The majority concluded “that the Public Records Law did not require the record custodian to release the 2013 video.… [I]t contains an oral account of the prosecution of a high school student who sexually extorted dozens of his fellow students. The account was presented at a confidential prosecutor training seminar, and aside from the general presumption favoring disclosure, it has little public value. Disclosure would provide the public with Attorney Schimel’s mental processes and thoughts with respect to a sex extortion case he prosecuted many years ago…” (¶ 33).
“[R]eleasing the video would give the public insight into Attorney Schimel’s discretionary charging decisions, and it would likely reignite the public and media outrage associated with the crimes at issue here. It would undoubtedly retraumatize and harm the victims who were minors at the time of these crimes, and its disclosure would send a strong message to crime victims that the continued pain that sometimes accompanies the pursuit of justice does not end – even when a prosecution is complete and the case is closed. The balancing test clearly weighs in favor of nondisclosure and strongly overcomes the presumption favoring disclosure” (id.).
The court also found that the 2013 recording is an accounting of a single case and the functional equivalent of a prosecutor’s case file, which is exempt from disclosure under State ex rel. Richards v. Foust, 165 Wis. 2d 429, 477 N.W.2d 608 (1991).

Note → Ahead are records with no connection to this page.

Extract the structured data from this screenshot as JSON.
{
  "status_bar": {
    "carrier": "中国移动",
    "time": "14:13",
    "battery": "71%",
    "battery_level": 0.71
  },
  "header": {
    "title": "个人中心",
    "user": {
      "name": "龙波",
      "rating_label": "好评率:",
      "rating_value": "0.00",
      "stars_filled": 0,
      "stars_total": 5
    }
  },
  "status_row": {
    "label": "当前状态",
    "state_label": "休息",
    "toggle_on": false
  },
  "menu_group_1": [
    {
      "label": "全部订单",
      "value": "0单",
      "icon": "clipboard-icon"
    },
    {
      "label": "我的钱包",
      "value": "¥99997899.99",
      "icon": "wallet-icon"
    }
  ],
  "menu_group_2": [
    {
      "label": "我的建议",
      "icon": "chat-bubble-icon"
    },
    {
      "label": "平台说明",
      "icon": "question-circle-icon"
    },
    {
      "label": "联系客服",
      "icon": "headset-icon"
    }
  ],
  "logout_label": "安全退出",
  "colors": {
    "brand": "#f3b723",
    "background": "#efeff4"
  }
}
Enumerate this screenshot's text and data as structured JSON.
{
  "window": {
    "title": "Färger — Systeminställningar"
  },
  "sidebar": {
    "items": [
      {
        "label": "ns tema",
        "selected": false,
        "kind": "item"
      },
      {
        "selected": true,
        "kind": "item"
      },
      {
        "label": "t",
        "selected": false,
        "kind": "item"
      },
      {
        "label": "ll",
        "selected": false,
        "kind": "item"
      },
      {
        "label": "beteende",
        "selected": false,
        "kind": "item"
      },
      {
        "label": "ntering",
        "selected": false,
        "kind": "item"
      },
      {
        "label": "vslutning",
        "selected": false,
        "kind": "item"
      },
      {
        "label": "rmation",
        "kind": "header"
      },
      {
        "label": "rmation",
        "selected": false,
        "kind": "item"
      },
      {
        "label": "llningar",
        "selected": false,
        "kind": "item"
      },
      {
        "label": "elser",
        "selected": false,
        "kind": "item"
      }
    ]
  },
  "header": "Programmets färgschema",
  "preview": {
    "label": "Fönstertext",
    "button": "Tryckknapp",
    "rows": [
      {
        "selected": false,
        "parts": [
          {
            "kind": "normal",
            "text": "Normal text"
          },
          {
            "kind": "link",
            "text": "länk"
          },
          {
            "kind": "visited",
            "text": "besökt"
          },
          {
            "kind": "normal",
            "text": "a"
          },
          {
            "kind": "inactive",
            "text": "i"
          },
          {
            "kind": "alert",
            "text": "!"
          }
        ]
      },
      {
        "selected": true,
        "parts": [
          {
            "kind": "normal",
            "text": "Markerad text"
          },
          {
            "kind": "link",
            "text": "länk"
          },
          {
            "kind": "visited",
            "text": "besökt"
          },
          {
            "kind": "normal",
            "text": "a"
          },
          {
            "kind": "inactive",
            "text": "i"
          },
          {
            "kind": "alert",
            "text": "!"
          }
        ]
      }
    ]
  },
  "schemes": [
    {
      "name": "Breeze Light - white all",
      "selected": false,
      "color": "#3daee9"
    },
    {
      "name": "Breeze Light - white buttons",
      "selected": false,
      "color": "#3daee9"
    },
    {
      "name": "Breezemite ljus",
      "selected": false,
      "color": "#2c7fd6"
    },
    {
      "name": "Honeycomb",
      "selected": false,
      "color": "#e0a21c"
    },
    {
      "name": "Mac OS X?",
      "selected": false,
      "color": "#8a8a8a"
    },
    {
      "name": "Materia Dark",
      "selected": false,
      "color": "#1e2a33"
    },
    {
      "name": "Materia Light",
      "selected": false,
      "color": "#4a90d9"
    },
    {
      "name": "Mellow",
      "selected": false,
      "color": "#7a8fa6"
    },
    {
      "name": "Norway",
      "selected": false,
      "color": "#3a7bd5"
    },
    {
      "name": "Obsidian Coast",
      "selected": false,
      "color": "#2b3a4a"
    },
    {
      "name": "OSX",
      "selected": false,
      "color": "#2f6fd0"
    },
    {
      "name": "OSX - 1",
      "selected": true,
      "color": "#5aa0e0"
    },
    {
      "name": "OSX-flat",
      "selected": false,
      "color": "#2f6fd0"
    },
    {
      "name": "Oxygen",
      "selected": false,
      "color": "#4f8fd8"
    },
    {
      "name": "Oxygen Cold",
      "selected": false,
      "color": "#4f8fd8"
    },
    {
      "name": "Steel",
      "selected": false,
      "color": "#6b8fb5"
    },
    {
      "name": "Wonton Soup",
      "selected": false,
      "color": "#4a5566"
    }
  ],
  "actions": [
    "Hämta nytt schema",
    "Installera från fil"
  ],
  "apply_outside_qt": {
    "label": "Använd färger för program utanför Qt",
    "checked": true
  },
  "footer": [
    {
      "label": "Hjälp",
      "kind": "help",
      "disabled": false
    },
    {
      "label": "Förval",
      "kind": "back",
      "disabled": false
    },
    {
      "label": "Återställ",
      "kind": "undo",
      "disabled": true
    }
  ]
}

Justice Abrahamson filed a dissenting opinion that was joined in by Justice Ann Walsh Bradley.
Valuations – Regulated Housing
Regency W. Apartments LLC v. City of Racine, 2016 WI 99 (filed 22 Dec. 2016)
HOLDING: The valuation methodology the city applied for purposes of assessing real estate taxes did not comply with state law.

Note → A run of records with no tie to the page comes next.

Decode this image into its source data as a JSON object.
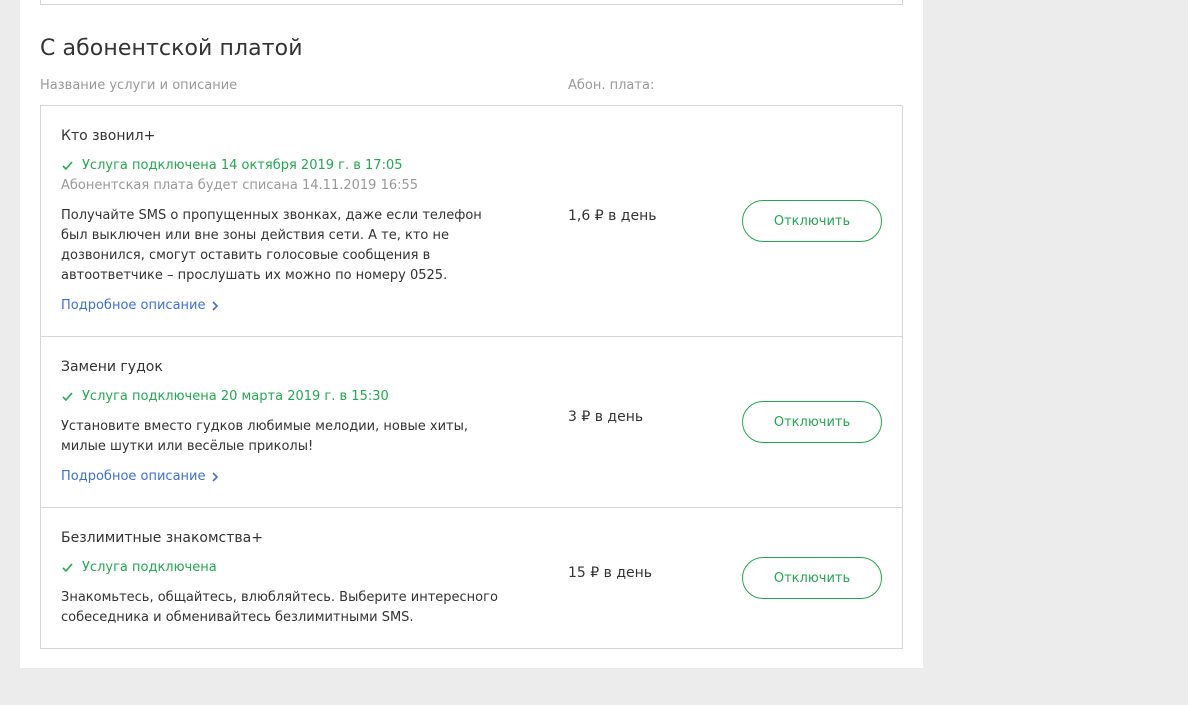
{
  "section": {
    "title": "С абонентской платой",
    "col_name": "Название услуги и описание",
    "col_fee": "Абон. плата:"
  },
  "services": [
    {
      "name": "Кто звонил+",
      "status": "Услуга подключена 14 октября 2019 г. в 17:05",
      "charge_note": "Абонентская плата будет списана 14.11.2019 16:55",
      "description": "Получайте SMS о пропущенных звонках, даже если телефон был выключен или вне зоны действия сети. А те, кто не дозвонился, смогут оставить голосовые сообщения в автоответчике – прослушать их можно по номеру 0525.",
      "more_link": "Подробное описание",
      "fee": "1,6 ₽ в день",
      "button": "Отключить"
    },
    {
      "name": "Замени гудок",
      "status": "Услуга подключена 20 марта 2019 г. в 15:30",
      "description": "Установите вместо гудков любимые мелодии, новые хиты, милые шутки или весёлые приколы!",
      "more_link": "Подробное описание",
      "fee": "3 ₽ в день",
      "button": "Отключить"
    },
    {
      "name": "Безлимитные знакомства+",
      "status": "Услуга подключена",
      "description": "Знакомьтесь, общайтесь, влюбляйтесь. Выберите интересного собеседника и обменивайтесь безлимитными SMS.",
      "fee": "15 ₽ в день",
      "button": "Отключить"
    }
  ],
  "colors": {
    "accent_green": "#22a852",
    "link_blue": "#3e6fd8",
    "muted_gray": "#999999",
    "border": "#d6d6d6",
    "background": "#ececec"
  },
  "icons": {
    "status": "check-icon",
    "link": "chevron-right-icon"
  }
}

SUMMARY: A limited liability company (LLC) that owned an apartment complex sued the city of Racine to recover refunds from claimed excessive taxation for 2012 and 2013. The circuit court dismissed the claims and, in an unpublished per curiam opinion, the court of appeals affirmed.

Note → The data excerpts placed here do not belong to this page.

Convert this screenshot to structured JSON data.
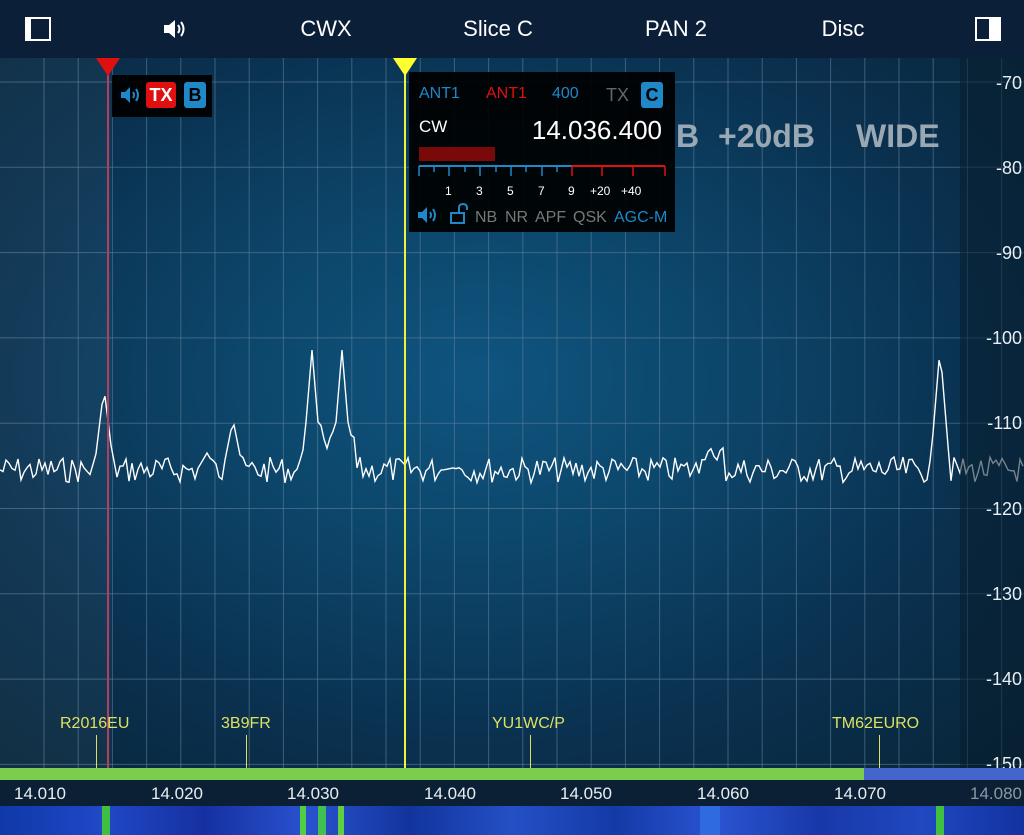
{
  "toolbar": {
    "left_icon": "panel-left-icon",
    "volume_icon": "speaker-icon",
    "mode": "CWX",
    "slice": "Slice C",
    "pan": "PAN 2",
    "disc": "Disc",
    "right_icon": "panel-right-icon"
  },
  "scale": {
    "db_labels": [
      "-70",
      "-80",
      "-90",
      "-100",
      "-110",
      "-120",
      "-130",
      "-140",
      "-150"
    ]
  },
  "frequency_axis": {
    "labels": [
      "14.010",
      "14.020",
      "14.030",
      "14.040",
      "14.050",
      "14.060",
      "14.070",
      "14.080"
    ]
  },
  "spots": [
    "R2016EU",
    "3B9FR",
    "YU1WC/P",
    "TM62EURO"
  ],
  "overlay_text": {
    "b": "B",
    "gain": "+20dB",
    "width": "WIDE"
  },
  "slice_b": {
    "speaker_icon": "speaker-icon",
    "tx": "TX",
    "letter": "B"
  },
  "slice_c": {
    "rx_ant": "ANT1",
    "tx_ant": "ANT1",
    "filter": "400",
    "tx": "TX",
    "letter": "C",
    "mode": "CW",
    "frequency": "14.036.400",
    "meter_labels": [
      "1",
      "3",
      "5",
      "7",
      "9",
      "+20",
      "+40"
    ],
    "buttons": [
      "NB",
      "NR",
      "APF",
      "QSK",
      "AGC-M"
    ],
    "speaker_icon": "speaker-icon",
    "lock_icon": "unlock-icon"
  },
  "colors": {
    "accent_blue": "#1e88c8",
    "tx_red": "#e01010",
    "marker_yellow": "#ffff30",
    "marker_red": "#e01010",
    "spot_yellow": "#e0e060",
    "band_green": "#7ccc50",
    "band_blue": "#4466cc"
  }
}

The supreme court reversed the court of appeals in an opinion authored by Chief Justice Roggensack. The court held that Racine’s valuation methodologies did not comply with Wisconsin law for both 2012 and 2013. Put otherwise, the LLC had overcome the presumption of correctness that is applied to valuations.
For 2012, both Racine and the LLC used an income approach but reached different conclusions. Racine used market-rate vacancies and market-rate expenses instead of the vacancy and expense projections that were specific to this property, which was federally regulated housing (see ¶¶ 36-37, 52). For 2012, Racine valued the property at $4.425 million, while the LLC valued its property at $2.7 million. The LLC’s “appraisal is the best evidence of the property’s value” (¶ 57). For 2013, the LLC again used the income approach to valuation, but Racine applied a “comparative sales approach” (¶ 58). The court held that only the LLC’s valuation complied with Wisconsin law.
Justice Abrahamson dissented, joined by Justice Ann Walsh Bradley, contending that the “majority opinion flouts the longstanding principle that property tax assessors should use the best information possible in order to determine real property’s full value, upends the proper scope of appellate review, and inserts itself as a fact-finder” (¶ 74).